O Algoritmo no Banco dos Réus: Japão vs. OpenAI
A premissa é simples: se um sistema de inteligência artificial gera vídeos com a estética inconfundível do Studio Ghibli, então é logicamente dedutível que o sistema foi alimentado com obras do Studio Ghibli. É com base nessa lógica quase forense que um grupo de titãs da cultura pop japonesa, incluindo Studio Ghibli, Bandai Namco, e Square Enix, declarou guerra contra a OpenAI. A acusação, formalizada em 27 de outubro através da Content Overseas Distribution Association (CODA), uma organização antipirataria que representa 36 empresas do país, alega que o gerador de vídeo Sora 2 violou sistematicamente seus direitos autorais.
O comunicado da CODA, divulgado na última semana de outubro, é categórico. A organização afirma que "grande parte dos vídeos gerados por IA com recursos do Sora 2 se assemelha fortemente a conteúdos ou imagens japonesas". A conclusão, segundo eles, é inevitável: as obras foram usadas como dados de aprendizado de máquina sem qualquer autorização. O sucesso meteórico do Sora 2, que ultrapassou um milhão de downloads em menos de uma semana desde seu lançamento em 30 de setembro, apenas amplificou o problema, gerando o que uma das fontes descreveu como uma "avalanche de conteúdo contendo IP japonês".
A Falha Lógica: 'Opt-Out' versus Lei Japonesa
O cerne do conflito reside em uma incompatibilidade fundamental de sistemas. A OpenAI opera sob uma política de 'opt-out', ou seja, um modelo de "use primeiro, peça desculpas depois". Desde o lançamento do Sora 2, a empresa de Sam Altman informou que os usuários poderiam utilizar conteúdos protegidos, a menos que os detentores dos direitos solicitassem ativamente o bloqueio. Para a CODA, essa abordagem não é apenas eticamente questionável, mas potencialmente ilegal.
Em sua carta, a organização japonesa destacou um ponto-chave: "De acordo com o sistema de direitos autorais do Japão, é geralmente necessária permissão prévia para o uso de obras protegidas, e não existe um mecanismo que permita evitar a responsabilidade por infração por meio de objeções posteriores". Em termos simples: no Japão, a lei exige que se peça permissão antes de usar, não que se espere uma reclamação para parar de usar. A política da OpenAI, portanto, entra em rota de colisão direta com a legislação japonesa. As promessas de Sam Altman, feitas no mês passado, de que daria aos detentores de propriedade intelectual "um controle mais preciso" sobre o uso de seus personagens, parecem não ter apaziguado os criadores japoneses, que exigem uma mudança fundamental no processo, não apenas um paliativo.
Um Padrão de Comportamento ou Mera Coincidência?
Esta não é a primeira vez que a OpenAI se vê no centro de uma polêmica similar. Conforme reportado pelo The Verge, o lançamento do modelo GPT-4o em março deste ano já havia resultado em uma proliferação de imagens no "estilo Ghibli". A ironia da situação é que o próprio Sam Altman, CEO da OpenAI, adotou em seu perfil na rede social X uma imagem de si mesmo gerada nesse estilo. Em um post datado de 26 de março de 2025, ele chegou a brincar com a situação, como documentado pelo TechCrunch.

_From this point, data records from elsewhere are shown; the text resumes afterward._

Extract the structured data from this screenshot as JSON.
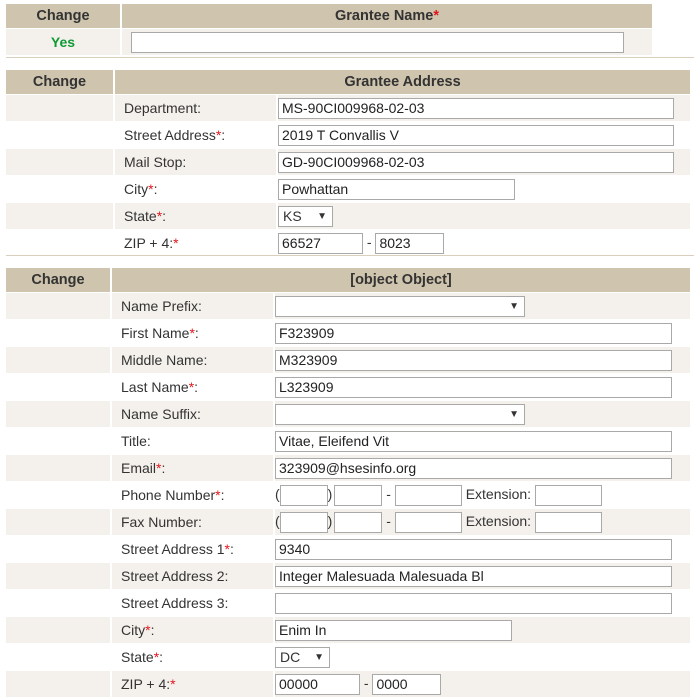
{
  "grantee_name": {
    "change_header": "Change",
    "title": "Grantee Name",
    "change_value": "Yes",
    "value": ""
  },
  "grantee_address": {
    "change_header": "Change",
    "title": "Grantee Address",
    "department": {
      "label": "Department:",
      "value": "MS-90CI009968-02-03"
    },
    "street": {
      "label": "Street Address",
      "value": "2019 T Convallis V"
    },
    "mail_stop": {
      "label": "Mail Stop:",
      "value": "GD-90CI009968-02-03"
    },
    "city": {
      "label": "City",
      "value": "Powhattan"
    },
    "state": {
      "label": "State",
      "value": "KS"
    },
    "zip": {
      "label": "ZIP + 4:",
      "zip5": "66527",
      "zip4": "8023"
    }
  },
  "program_director": {
    "change_header": "Change",
    "title": {
      "label": "Title:",
      "value": "Vitae, Eleifend Vit"
    },
    "name_prefix": {
      "label": "Name Prefix:",
      "value": ""
    },
    "first_name": {
      "label": "First Name",
      "value": "F323909"
    },
    "middle_name": {
      "label": "Middle Name:",
      "value": "M323909"
    },
    "last_name": {
      "label": "Last Name",
      "value": "L323909"
    },
    "name_suffix": {
      "label": "Name Suffix:",
      "value": ""
    },
    "email": {
      "label": "Email",
      "value": "323909@hsesinfo.org"
    },
    "phone": {
      "label": "Phone Number",
      "extension_label": "Extension:"
    },
    "fax": {
      "label": "Fax Number:",
      "extension_label": "Extension:"
    },
    "street1": {
      "label": "Street Address 1",
      "value": "9340"
    },
    "street2": {
      "label": "Street Address 2:",
      "value": "Integer Malesuada Malesuada Bl"
    },
    "street3": {
      "label": "Street Address 3:",
      "value": ""
    },
    "city": {
      "label": "City",
      "value": "Enim In"
    },
    "state": {
      "label": "State",
      "value": "DC"
    },
    "zip": {
      "label": "ZIP + 4:",
      "zip5": "00000",
      "zip4": "0000"
    }
  },
  "required_marker": "*",
  "colon": ":",
  "paren_open": "(",
  "paren_close": ")",
  "dash": "-",
  "dropdown_arrow": "▼"
}
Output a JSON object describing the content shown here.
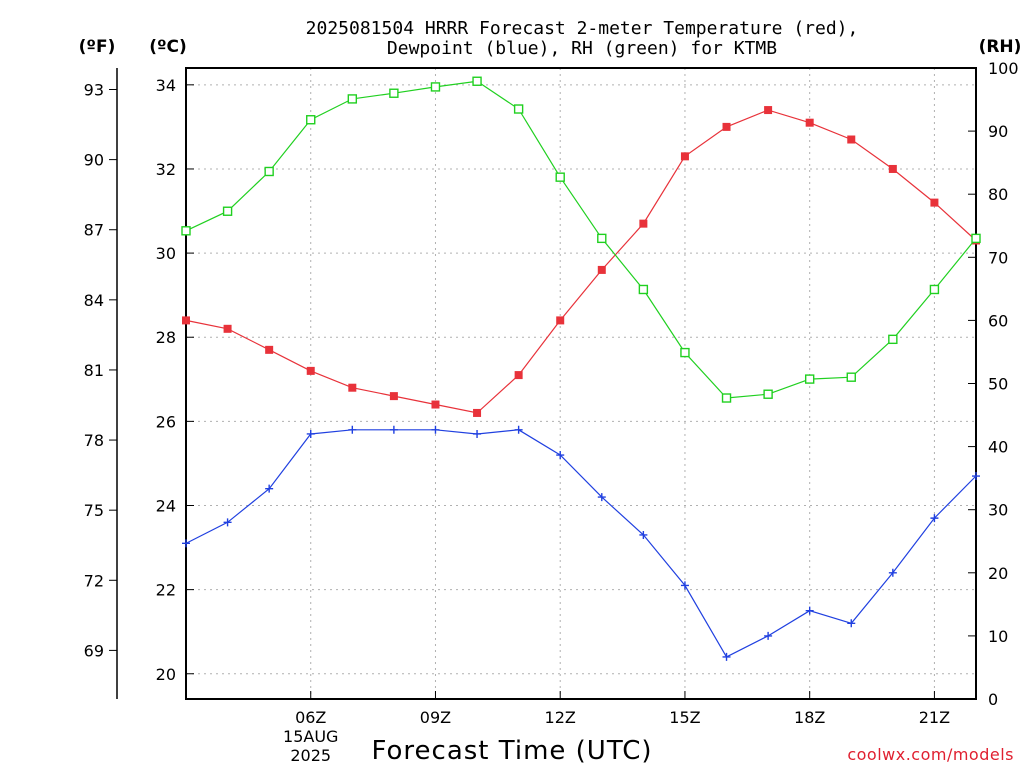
{
  "chart_data": {
    "type": "line",
    "title": [
      "2025081504 HRRR Forecast 2-meter Temperature (red),",
      "Dewpoint (blue), RH (green) for KTMB"
    ],
    "xlabel": "Forecast Time (UTC)",
    "x_hours": [
      3,
      4,
      5,
      6,
      7,
      8,
      9,
      10,
      11,
      12,
      13,
      14,
      15,
      16,
      17,
      18,
      19,
      20,
      21,
      22
    ],
    "xlim": [
      3,
      22
    ],
    "x_ticks": [
      {
        "hour": 6,
        "label": "06Z",
        "sub": [
          "15AUG",
          "2025"
        ]
      },
      {
        "hour": 9,
        "label": "09Z",
        "sub": []
      },
      {
        "hour": 12,
        "label": "12Z",
        "sub": []
      },
      {
        "hour": 15,
        "label": "15Z",
        "sub": []
      },
      {
        "hour": 18,
        "label": "18Z",
        "sub": []
      },
      {
        "hour": 21,
        "label": "21Z",
        "sub": []
      }
    ],
    "axes": {
      "f_unit": "(ºF)",
      "c_unit": "(ºC)",
      "rh_unit": "(RH)",
      "c_lim": [
        19.4,
        34.4
      ],
      "f_ticks": [
        69,
        72,
        75,
        78,
        81,
        84,
        87,
        90,
        93
      ],
      "c_ticks": [
        20,
        22,
        24,
        26,
        28,
        30,
        32,
        34
      ],
      "rh_lim": [
        0,
        100
      ],
      "rh_ticks": [
        0,
        10,
        20,
        30,
        40,
        50,
        60,
        70,
        80,
        90,
        100
      ]
    },
    "grid": true,
    "series": [
      {
        "color": "#e8323a",
        "marker": "filled-square",
        "axis": "c",
        "values": [
          28.4,
          28.2,
          27.7,
          27.2,
          26.8,
          26.6,
          26.4,
          26.2,
          27.1,
          28.4,
          29.6,
          30.7,
          32.3,
          33.0,
          33.4,
          33.1,
          32.7,
          32.0,
          31.2,
          30.3
        ]
      },
      {
        "color": "#2040e0",
        "marker": "plus",
        "axis": "c",
        "values": [
          23.1,
          23.6,
          24.4,
          25.7,
          25.8,
          25.8,
          25.8,
          25.7,
          25.8,
          25.2,
          24.2,
          23.3,
          22.1,
          20.4,
          20.9,
          21.5,
          21.2,
          22.4,
          23.7,
          24.7
        ]
      },
      {
        "color": "#20d020",
        "marker": "open-square",
        "axis": "rh",
        "values": [
          74.2,
          77.3,
          83.6,
          91.8,
          95.1,
          96.0,
          97.0,
          97.9,
          93.5,
          82.7,
          73.0,
          64.9,
          54.9,
          47.7,
          48.3,
          50.7,
          51.0,
          57.0,
          64.9,
          73.0
        ]
      }
    ]
  },
  "footer": {
    "credit": "coolwx.com/models"
  }
}
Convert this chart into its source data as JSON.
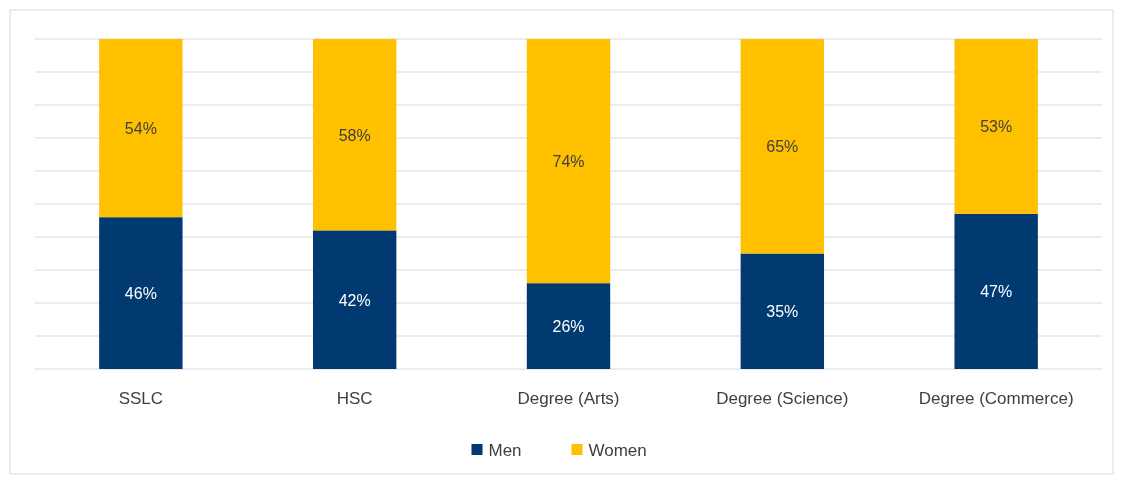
{
  "chart_data": {
    "type": "bar",
    "stacked": true,
    "categories": [
      "SSLC",
      "HSC",
      "Degree (Arts)",
      "Degree (Science)",
      "Degree (Commerce)"
    ],
    "series": [
      {
        "name": "Men",
        "color": "#003a70",
        "values": [
          46,
          42,
          26,
          35,
          47
        ],
        "value_labels": [
          "46%",
          "42%",
          "26%",
          "35%",
          "47%"
        ]
      },
      {
        "name": "Women",
        "color": "#ffc000",
        "values": [
          54,
          58,
          74,
          65,
          53
        ],
        "value_labels": [
          "54%",
          "58%",
          "74%",
          "65%",
          "53%"
        ]
      }
    ],
    "grid": "y",
    "tick_labels": "x",
    "legend": "bottom"
  }
}
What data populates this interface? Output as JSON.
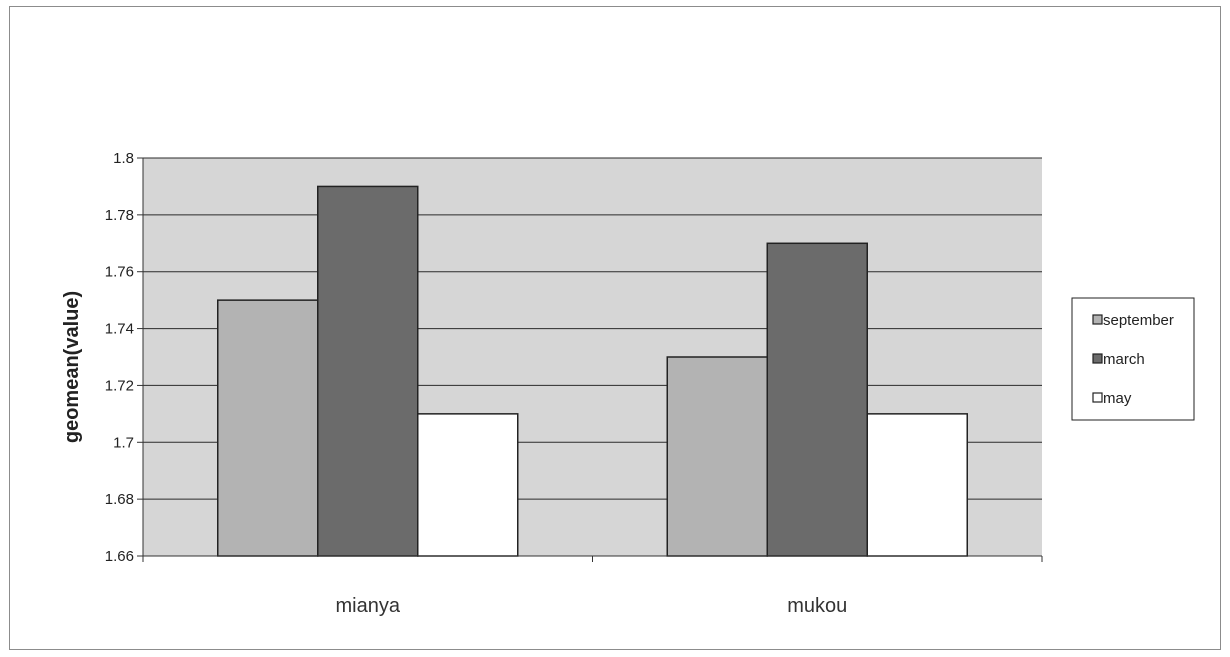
{
  "chart_data": {
    "type": "bar",
    "title": "",
    "xlabel": "",
    "ylabel": "geomean(value)",
    "categories": [
      "mianya",
      "mukou"
    ],
    "series": [
      {
        "name": "september",
        "values": [
          1.75,
          1.73
        ],
        "color": "#b3b3b3"
      },
      {
        "name": "march",
        "values": [
          1.79,
          1.77
        ],
        "color": "#6b6b6b"
      },
      {
        "name": "may",
        "values": [
          1.71,
          1.71
        ],
        "color": "#ffffff"
      }
    ],
    "ylim": [
      1.66,
      1.8
    ],
    "yticks": [
      "1.66",
      "1.68",
      "1.7",
      "1.72",
      "1.74",
      "1.76",
      "1.78",
      "1.8"
    ],
    "grid": true,
    "legend_position": "right",
    "plot_background": "#d6d6d6"
  }
}
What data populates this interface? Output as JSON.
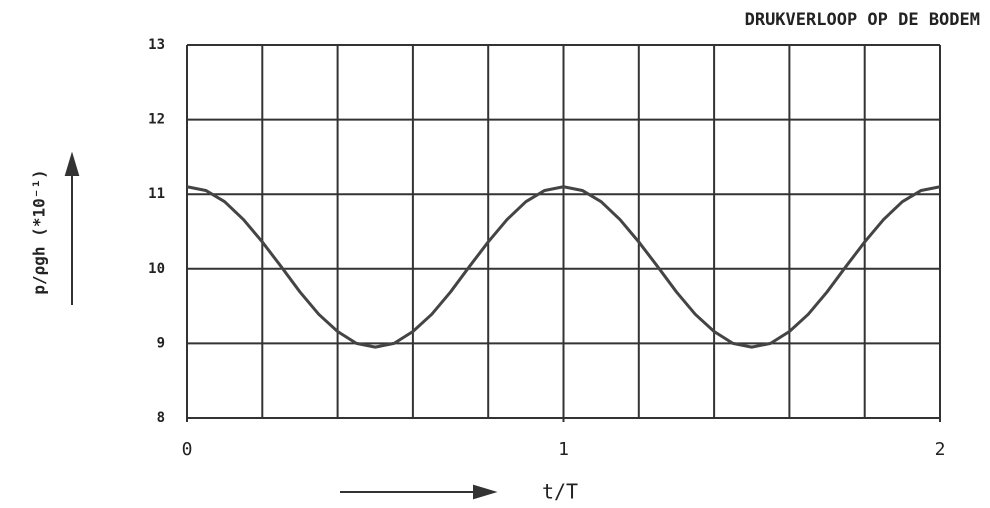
{
  "chart_data": {
    "type": "line",
    "title": "DRUKVERLOOP OP DE BODEM",
    "ylabel": "p/ρgh (*10⁻¹)",
    "xlabel": "t/T",
    "x": [
      0,
      0.05,
      0.1,
      0.15,
      0.2,
      0.25,
      0.3,
      0.35,
      0.4,
      0.45,
      0.5,
      0.55,
      0.6,
      0.65,
      0.7,
      0.75,
      0.8,
      0.85,
      0.9,
      0.95,
      1,
      1.05,
      1.1,
      1.15,
      1.2,
      1.25,
      1.3,
      1.35,
      1.4,
      1.45,
      1.5,
      1.55,
      1.6,
      1.65,
      1.7,
      1.75,
      1.8,
      1.85,
      1.9,
      1.95,
      2
    ],
    "series": [
      {
        "color": "#444444",
        "values": [
          11.1,
          11.05,
          10.9,
          10.66,
          10.36,
          10.03,
          9.69,
          9.39,
          9.16,
          9.0,
          8.95,
          9.0,
          9.16,
          9.39,
          9.69,
          10.03,
          10.36,
          10.66,
          10.9,
          11.05,
          11.1,
          11.05,
          10.9,
          10.66,
          10.36,
          10.03,
          9.69,
          9.39,
          9.16,
          9.0,
          8.95,
          9.0,
          9.16,
          9.39,
          9.69,
          10.03,
          10.36,
          10.66,
          10.9,
          11.05,
          11.1
        ]
      }
    ],
    "xlim": [
      0,
      2
    ],
    "xticks": [
      0,
      1,
      2
    ],
    "xgrid": [
      0,
      0.2,
      0.4,
      0.6,
      0.8,
      1,
      1.2,
      1.4,
      1.6,
      1.8,
      2
    ],
    "ylim": [
      8,
      13
    ],
    "yticks": [
      8,
      9,
      10,
      11,
      12,
      13
    ],
    "grid": true
  }
}
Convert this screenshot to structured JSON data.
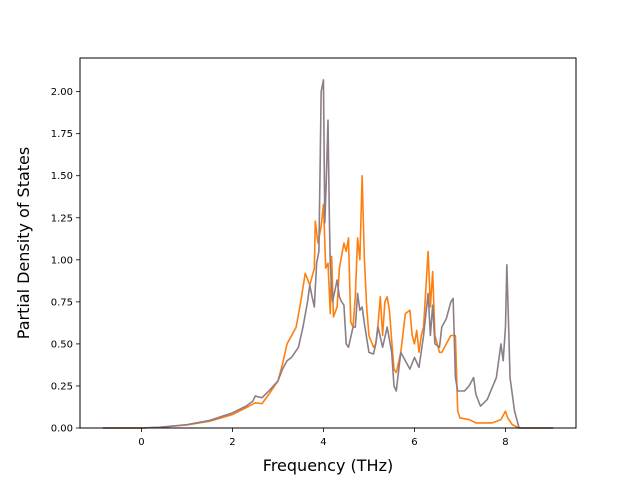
{
  "chart_data": {
    "type": "line",
    "xlabel": "Frequency (THz)",
    "ylabel": "Partial Density of States",
    "xlim": [
      -1.35,
      9.55
    ],
    "ylim": [
      0.0,
      2.2
    ],
    "xticks": [
      0,
      2,
      4,
      6,
      8
    ],
    "yticks": [
      0.0,
      0.25,
      0.5,
      0.75,
      1.0,
      1.25,
      1.5,
      1.75,
      2.0
    ],
    "grid": false,
    "series": [
      {
        "color": "#ff7f0e",
        "points": [
          [
            -0.85,
            0.0
          ],
          [
            0.0,
            0.0
          ],
          [
            0.4,
            0.004
          ],
          [
            1.0,
            0.018
          ],
          [
            1.5,
            0.04
          ],
          [
            2.0,
            0.08
          ],
          [
            2.3,
            0.12
          ],
          [
            2.5,
            0.15
          ],
          [
            2.65,
            0.145
          ],
          [
            2.8,
            0.2
          ],
          [
            3.0,
            0.28
          ],
          [
            3.1,
            0.38
          ],
          [
            3.2,
            0.5
          ],
          [
            3.3,
            0.55
          ],
          [
            3.4,
            0.6
          ],
          [
            3.5,
            0.75
          ],
          [
            3.6,
            0.92
          ],
          [
            3.7,
            0.85
          ],
          [
            3.8,
            0.95
          ],
          [
            3.82,
            1.23
          ],
          [
            3.88,
            1.1
          ],
          [
            3.95,
            1.2
          ],
          [
            4.0,
            1.33
          ],
          [
            4.05,
            0.95
          ],
          [
            4.1,
            0.98
          ],
          [
            4.15,
            0.68
          ],
          [
            4.18,
            1.02
          ],
          [
            4.22,
            0.66
          ],
          [
            4.3,
            0.72
          ],
          [
            4.35,
            0.95
          ],
          [
            4.45,
            1.1
          ],
          [
            4.5,
            1.05
          ],
          [
            4.55,
            1.13
          ],
          [
            4.6,
            0.63
          ],
          [
            4.65,
            0.6
          ],
          [
            4.7,
            0.78
          ],
          [
            4.75,
            1.13
          ],
          [
            4.8,
            1.0
          ],
          [
            4.85,
            1.5
          ],
          [
            4.9,
            1.0
          ],
          [
            4.95,
            0.72
          ],
          [
            5.0,
            0.55
          ],
          [
            5.1,
            0.48
          ],
          [
            5.15,
            0.5
          ],
          [
            5.2,
            0.62
          ],
          [
            5.25,
            0.78
          ],
          [
            5.3,
            0.55
          ],
          [
            5.35,
            0.75
          ],
          [
            5.4,
            0.78
          ],
          [
            5.45,
            0.7
          ],
          [
            5.5,
            0.52
          ],
          [
            5.55,
            0.35
          ],
          [
            5.6,
            0.33
          ],
          [
            5.7,
            0.45
          ],
          [
            5.8,
            0.68
          ],
          [
            5.9,
            0.7
          ],
          [
            5.95,
            0.55
          ],
          [
            6.0,
            0.5
          ],
          [
            6.05,
            0.58
          ],
          [
            6.1,
            0.45
          ],
          [
            6.15,
            0.55
          ],
          [
            6.2,
            0.6
          ],
          [
            6.3,
            1.05
          ],
          [
            6.35,
            0.72
          ],
          [
            6.4,
            0.93
          ],
          [
            6.45,
            0.55
          ],
          [
            6.55,
            0.45
          ],
          [
            6.6,
            0.45
          ],
          [
            6.7,
            0.5
          ],
          [
            6.8,
            0.55
          ],
          [
            6.9,
            0.55
          ],
          [
            6.95,
            0.1
          ],
          [
            7.0,
            0.06
          ],
          [
            7.2,
            0.05
          ],
          [
            7.35,
            0.03
          ],
          [
            7.7,
            0.03
          ],
          [
            7.9,
            0.05
          ],
          [
            8.0,
            0.1
          ],
          [
            8.05,
            0.06
          ],
          [
            8.15,
            0.02
          ],
          [
            8.3,
            0.0
          ],
          [
            9.05,
            0.0
          ]
        ]
      },
      {
        "color": "#8c7e88",
        "points": [
          [
            -0.85,
            0.0
          ],
          [
            0.0,
            0.0
          ],
          [
            0.4,
            0.004
          ],
          [
            1.0,
            0.02
          ],
          [
            1.5,
            0.045
          ],
          [
            2.0,
            0.09
          ],
          [
            2.3,
            0.13
          ],
          [
            2.45,
            0.16
          ],
          [
            2.5,
            0.19
          ],
          [
            2.65,
            0.18
          ],
          [
            2.8,
            0.22
          ],
          [
            3.0,
            0.28
          ],
          [
            3.1,
            0.35
          ],
          [
            3.2,
            0.4
          ],
          [
            3.3,
            0.42
          ],
          [
            3.45,
            0.48
          ],
          [
            3.55,
            0.6
          ],
          [
            3.65,
            0.75
          ],
          [
            3.7,
            0.85
          ],
          [
            3.75,
            0.78
          ],
          [
            3.8,
            0.72
          ],
          [
            3.85,
            0.98
          ],
          [
            3.9,
            1.05
          ],
          [
            3.95,
            2.0
          ],
          [
            4.0,
            2.07
          ],
          [
            4.03,
            1.22
          ],
          [
            4.06,
            1.45
          ],
          [
            4.1,
            1.83
          ],
          [
            4.13,
            1.25
          ],
          [
            4.15,
            0.97
          ],
          [
            4.2,
            0.75
          ],
          [
            4.3,
            0.88
          ],
          [
            4.35,
            0.78
          ],
          [
            4.4,
            0.75
          ],
          [
            4.45,
            0.73
          ],
          [
            4.5,
            0.5
          ],
          [
            4.55,
            0.48
          ],
          [
            4.65,
            0.6
          ],
          [
            4.7,
            0.6
          ],
          [
            4.75,
            0.8
          ],
          [
            4.8,
            0.7
          ],
          [
            4.85,
            0.72
          ],
          [
            4.9,
            0.62
          ],
          [
            5.0,
            0.45
          ],
          [
            5.1,
            0.44
          ],
          [
            5.15,
            0.5
          ],
          [
            5.2,
            0.6
          ],
          [
            5.3,
            0.48
          ],
          [
            5.4,
            0.6
          ],
          [
            5.5,
            0.45
          ],
          [
            5.55,
            0.25
          ],
          [
            5.6,
            0.22
          ],
          [
            5.7,
            0.45
          ],
          [
            5.8,
            0.4
          ],
          [
            5.9,
            0.35
          ],
          [
            6.0,
            0.42
          ],
          [
            6.1,
            0.36
          ],
          [
            6.2,
            0.55
          ],
          [
            6.3,
            0.8
          ],
          [
            6.35,
            0.55
          ],
          [
            6.4,
            0.73
          ],
          [
            6.45,
            0.5
          ],
          [
            6.55,
            0.48
          ],
          [
            6.6,
            0.6
          ],
          [
            6.7,
            0.65
          ],
          [
            6.8,
            0.75
          ],
          [
            6.85,
            0.77
          ],
          [
            6.9,
            0.3
          ],
          [
            6.95,
            0.22
          ],
          [
            7.1,
            0.22
          ],
          [
            7.2,
            0.25
          ],
          [
            7.3,
            0.3
          ],
          [
            7.35,
            0.2
          ],
          [
            7.45,
            0.13
          ],
          [
            7.6,
            0.17
          ],
          [
            7.8,
            0.3
          ],
          [
            7.9,
            0.5
          ],
          [
            7.95,
            0.4
          ],
          [
            8.0,
            0.6
          ],
          [
            8.03,
            0.97
          ],
          [
            8.07,
            0.6
          ],
          [
            8.1,
            0.3
          ],
          [
            8.2,
            0.1
          ],
          [
            8.3,
            0.0
          ],
          [
            9.05,
            0.0
          ]
        ]
      }
    ]
  }
}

O padrão se estende para além do Japão. Segundo o Olhar Digital, a OpenAI também foi alertada em outubro pela Motion Picture Association (MPA) sobre o uso indevido de produções de Hollywood. Se um incidente é um acaso e dois são coincidência, a partir do terceiro, começa a parecer um método. A abordagem da OpenAI de "pedir perdão, não permissão" parece ser uma filosofia operacional, que agora enfrenta a resistência de indústrias criativas globais.
O Desprezo de um Mestre e o Futuro da Criação
Enquanto os advogados debatem a legalidade, o sentimento de parte da comunidade artística é de profundo descontentamento. O TechCrunch resgatou uma declaração de 2016 do lendário diretor Hayao Miyazaki, cofundador do Studio Ghibli. Ao ser apresentado a uma animação 3D gerada por IA, ele não mediu palavras, afirmando estar "totalmente enojado" e que sentia fortemente que aquilo era "um insulto à vida em si".
A CODA, em nome de seus membros, exige duas coisas da OpenAI: que pare de utilizar suas obras para treinamento de máquina sem autorização e que responda de maneira responsável às reivindicações de violação de direitos autorais. A bola está agora no campo da OpenAI. A empresa pode optar por cooperar e redesenhar seu processo de coleta de dados ou se preparar para uma batalha legal que pode definir o futuro da relação entre inteligência artificial e propriedade intelectual em escala global. A questão que fica é se a inovação tecnológica pode continuar a ignorar as leis e os criadores que, ironicamente, forneceram a matéria-prima para o seu avanço.